GPU offloading with little CPU RAM #3940

dcfidalgo · 2024-04-26T11:13:04Z

What is the issue?

Thanks for this amazing project, I really enjoy the simple, concise and easy-to-start interface! Keep up the fantastic work!

I have the following issue: I have a compute instance in the cloud with one NVIDIA A100 80GB and 16GB of CPU memory running Ubuntu.

When I try to run the llama3:70b model, it takes the ollama server a long time to load the model to the GPU, and as a result, I get an "Error: timed out waiting for llama runner to start" on the ollama run llama3:70b command after 10min (i could not figure out how to increase this timeout).
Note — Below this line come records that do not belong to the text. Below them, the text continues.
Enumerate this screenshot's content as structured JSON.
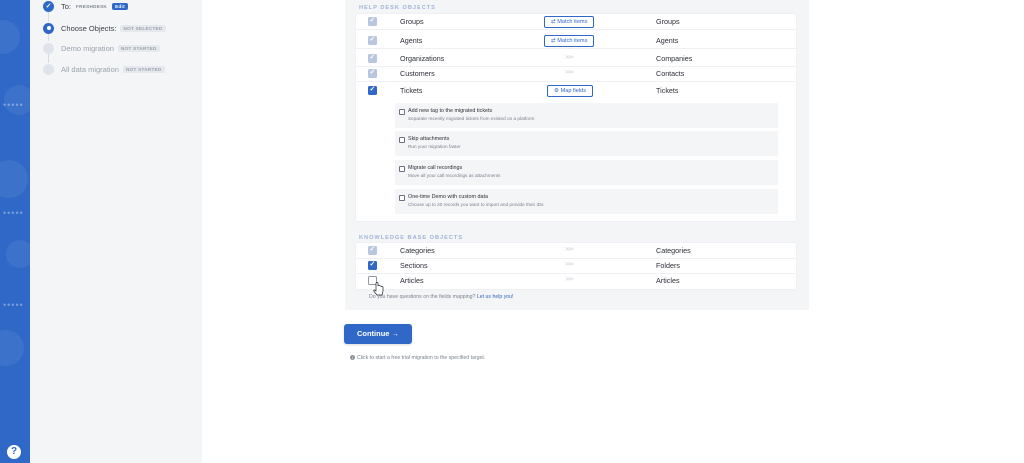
{
  "steps": [
    {
      "label": "To:",
      "badge_brand": "FRESHDESK",
      "badge": "Edit",
      "state": "done"
    },
    {
      "label": "Choose Objects:",
      "badge": "NOT SELECTED",
      "state": "current"
    },
    {
      "label": "Demo migration",
      "badge": "NOT STARTED",
      "state": "todo"
    },
    {
      "label": "All data migration",
      "badge": "NOT STARTED",
      "state": "todo"
    }
  ],
  "help_desk": {
    "title": "HELP DESK OBJECTS",
    "rows": [
      {
        "source": "Groups",
        "target": "Groups",
        "action": "⇄ Match items",
        "checked": "disabled"
      },
      {
        "source": "Agents",
        "target": "Agents",
        "action": "⇄ Match items",
        "checked": "disabled"
      },
      {
        "source": "Organizations",
        "target": "Companies",
        "arrows": ">>>",
        "checked": "disabled"
      },
      {
        "source": "Customers",
        "target": "Contacts",
        "arrows": ">>>",
        "checked": "disabled"
      },
      {
        "source": "Tickets",
        "target": "Tickets",
        "action": "⚙ Map fields",
        "checked": "on"
      }
    ],
    "ticket_options": [
      {
        "title": "Add new tag to the migrated tickets",
        "desc": "Separate recently migrated tickets from existed on a platform"
      },
      {
        "title": "Skip attachments",
        "desc": "Run your migration faster"
      },
      {
        "title": "Migrate call recordings",
        "desc": "Move all your call recordings as attachments"
      },
      {
        "title": "One-time Demo with custom data",
        "desc": "Choose up to 20 records you want to import and provide their IDs"
      }
    ]
  },
  "knowledge_base": {
    "title": "KNOWLEDGE BASE OBJECTS",
    "rows": [
      {
        "source": "Categories",
        "target": "Categories",
        "arrows": ">>>",
        "checked": "disabled"
      },
      {
        "source": "Sections",
        "target": "Folders",
        "arrows": ">>>",
        "checked": "on"
      },
      {
        "source": "Articles",
        "target": "Articles",
        "arrows": ">>>",
        "checked": "off"
      }
    ]
  },
  "hint": {
    "text": "Do you have questions on the fields mapping?",
    "link": "Let us help you!"
  },
  "continue_label": "Continue →",
  "footer_note": "Click to start a free trial migration to the specified target.",
  "rail_help": "?",
  "colors": {
    "accent": "#2f68c6",
    "panel": "#f4f5f7"
  }
}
I noticed that ollama first tries to load the whole model into the page cache, however, in my case, it does not fit entirely. Only after the entire model is read once, offloading to the GPU will occur. My guess is that, since the initial pages got overwritten, it has to read the entire model again from the disk.

I was wondering if there is a way to start the offloading right from the beginning. Not sure if this is even possible, but I think in my case it would help.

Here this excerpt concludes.